Capital Markets
Operating revenue topped $79bn, 18% ahead of 1Q25. ECM, Advisory and Equities outperformed, with FICC also contributing meaningfully. Costs rose, but at a slower pace; as a result, the aggregate profit surged 21%. AMER banks outperformed their EMEA counterparts in revenue and profit growth.
US regulators’ Basel III endgame proposals look far softer than first feared. By removing duplicative capital charges, easing the G‑SIB framework (moving to 10bp steps), restoring the usability of internal models for market risk, and lowering operational‑risk requirements for low‑loss businesses, the package could reduce overall capital needs for US banks. The UK and EU are moving in the opposite direction: the PRA’s Basel 3.1 rules and the EU’s CRR3/CRD6 implementation both raise Tier 1 requirements. The result is a widening regulatory gap, leaving UK and European banks at a growing structural capital disadvantage versus US peers. Citadel Securities has moved into high‑touch equities trading, potentially marking a major shift in market structure. The firm is using its scale in electronic market‑making – dominant US retail flow, ultra‑low‑latency tech, and real‑time pricing – to compete directly with banks in block trading and human‑driven execution. By sourcing blocks directly from institutions, Citadel can offer tighter pricing and faster execution, potentially pulling flow and margin away from investment banks. By comparison, banks face structural constraints: balance‑sheet limits, tighter risk rules, and internal conflicts.
Commercial Banking & Treasury Services
Commercial banking was steady and relationship‑led, while treasury services remained a standout performer with strong payments, liquidity and trade activity.
Loan growth was modest but stable, with continued utilisation of revolvers and working-capital lines. Corporate deposits remain a key funding source, though pricing pressure persisted as clients sought higher yields. Treasury‑linked and advisory‑adjacent engagement stayed strong, especially among mid‑market and multinational clients. Banks are marking down loan portfolios of private credit groups.

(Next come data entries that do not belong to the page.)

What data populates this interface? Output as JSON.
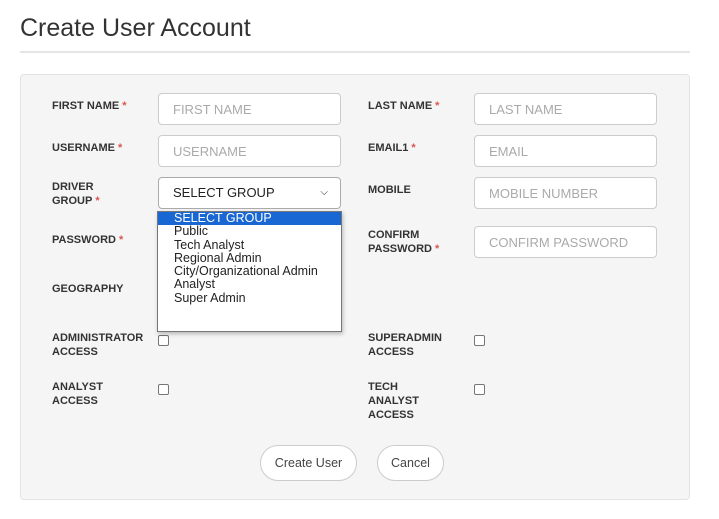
{
  "page": {
    "title": "Create User Account"
  },
  "form": {
    "first_name": {
      "label": "FIRST NAME",
      "placeholder": "FIRST NAME",
      "required": "*"
    },
    "last_name": {
      "label": "LAST NAME",
      "placeholder": "LAST NAME",
      "required": "*"
    },
    "username": {
      "label": "USERNAME",
      "placeholder": "USERNAME",
      "required": "*"
    },
    "email": {
      "label": "EMAIL1",
      "placeholder": "EMAIL",
      "required": "*"
    },
    "driver_group": {
      "label_line1": "DRIVER",
      "label_line2": "GROUP",
      "required": "*",
      "selected": "SELECT GROUP"
    },
    "mobile": {
      "label": "MOBILE",
      "placeholder": "MOBILE NUMBER"
    },
    "password": {
      "label": "PASSWORD",
      "required": "*"
    },
    "confirm_password": {
      "label_line1": "CONFIRM",
      "label_line2": "PASSWORD",
      "required": "*",
      "placeholder": "CONFIRM PASSWORD"
    },
    "geography": {
      "label": "GEOGRAPHY"
    },
    "administrator_access": {
      "label_line1": "ADMINISTRATOR",
      "label_line2": "ACCESS"
    },
    "superadmin_access": {
      "label_line1": "SUPERADMIN",
      "label_line2": "ACCESS"
    },
    "analyst_access": {
      "label_line1": "ANALYST",
      "label_line2": "ACCESS"
    },
    "tech_analyst_access": {
      "label_line1": "TECH",
      "label_line2": "ANALYST",
      "label_line3": "ACCESS"
    }
  },
  "dropdown": {
    "options": [
      "SELECT GROUP",
      "Public",
      "Tech Analyst",
      "Regional Admin",
      "City/Organizational Admin",
      "Analyst",
      "Super Admin"
    ],
    "highlighted_index": 0
  },
  "buttons": {
    "create": "Create User",
    "cancel": "Cancel"
  },
  "colors": {
    "required": "#d9534f",
    "highlight": "#1967d2"
  }
}
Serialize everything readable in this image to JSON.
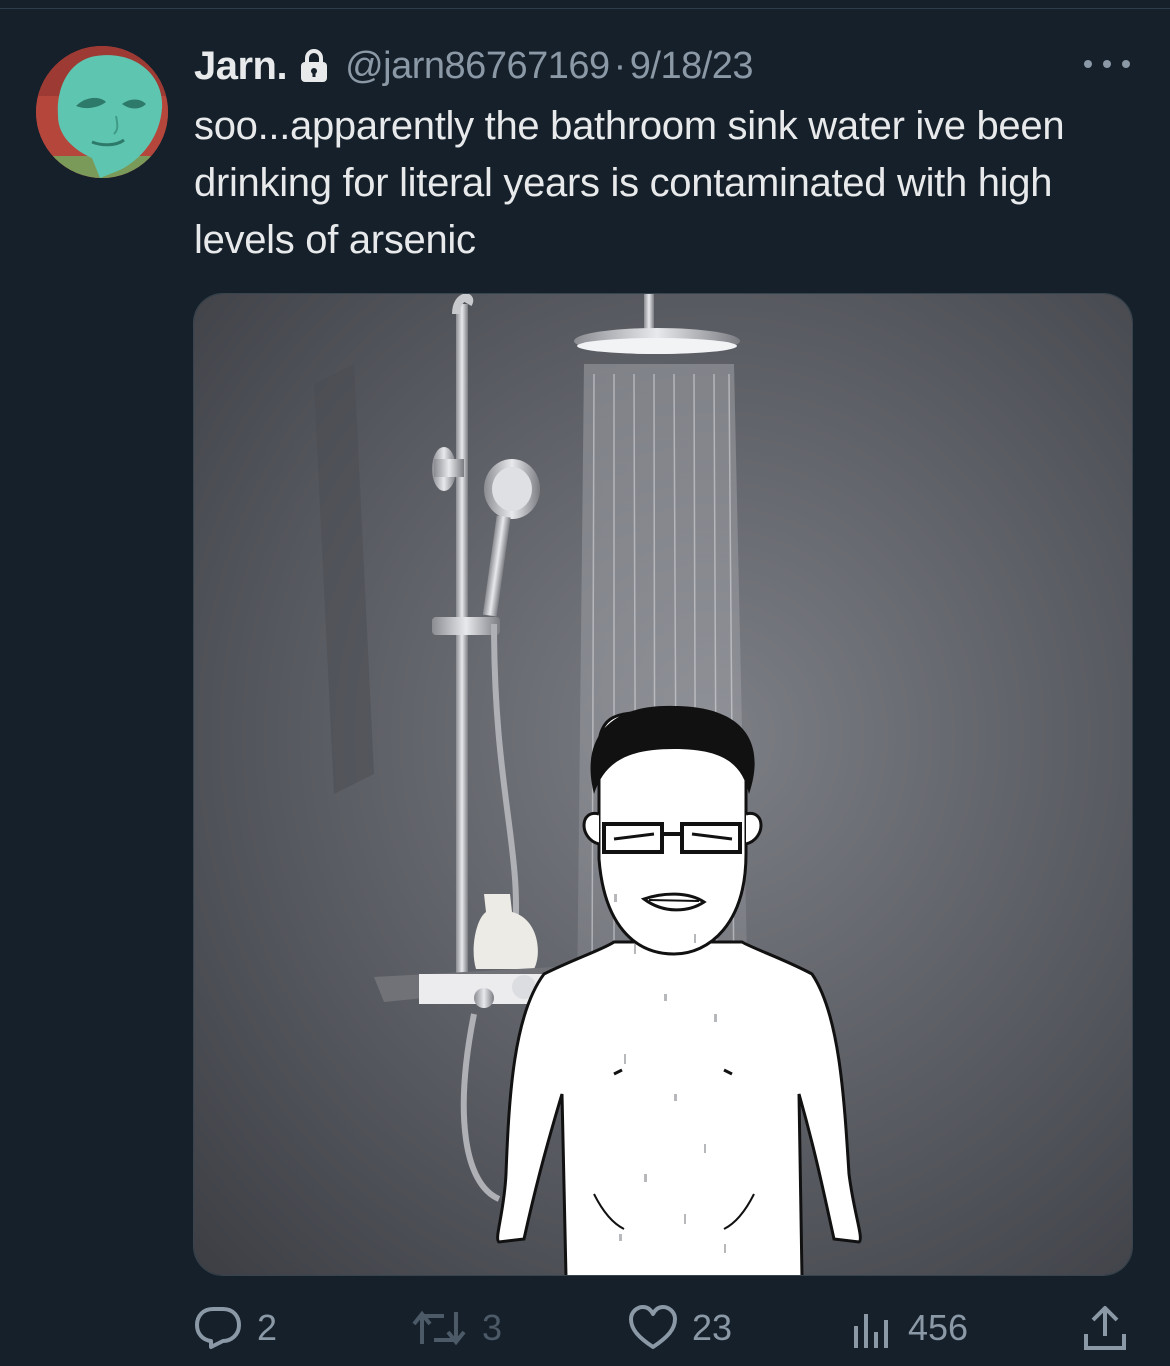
{
  "tweet": {
    "author": {
      "display_name": "Jarn.",
      "handle": "@jarn86767169",
      "protected": true
    },
    "separator": "·",
    "date": "9/18/23",
    "text": "soo...apparently the bathroom sink water ive been drinking for literal years is contaminated with high levels of arsenic",
    "media": {
      "type": "image",
      "description_icon": "meme-image"
    },
    "actions": {
      "replies": "2",
      "retweets": "3",
      "likes": "23",
      "views": "456"
    }
  },
  "colors": {
    "background": "#15202b",
    "primary_text": "#e7e9ea",
    "secondary_text": "#8b98a5",
    "muted_text": "#4c5966",
    "border": "#38444d"
  },
  "icons": {
    "lock": "lock-icon",
    "more": "more-icon",
    "reply": "reply-icon",
    "retweet": "retweet-icon",
    "like": "heart-icon",
    "views": "views-icon",
    "share": "share-icon"
  }
}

Treasury services remained a structural outperformer, with broad‑based growth across payments, liquidity, and trade. High volumes and strong cross‑border flows supported a strong momentum in payment fees; clients continued to ‘hyper-optimise’ cash, driving growth in operating balances and yield-bearing solutions; and letters of credit, guarantees and supply-chain finance saw healthy demand, especially in APAC and Europe. Treasury teams have moved from piloting to producing, using AI for anomaly detection, cash forecasting, and fraud prevention. Standard Chartered’s survey of 300+ corporates shows rising use of Chinese renminbi across operations: firms now have 23% of revenues and 25% of costs in RMB, but only 14% of debt, highlighting a financing gap. Adoption is driven by operational needs — trade settlement, supply‑chain finance, balance‑sheet alignment and risk management. Regionally, Greater China and North Asia are extending RMB use into funding and liquidity; SE Asia is driven by supply‑chain flows; the Middle East and Africa by energy and infrastructure trade; and Europe/Americas by capital‑markets issuance and selective funding diversification.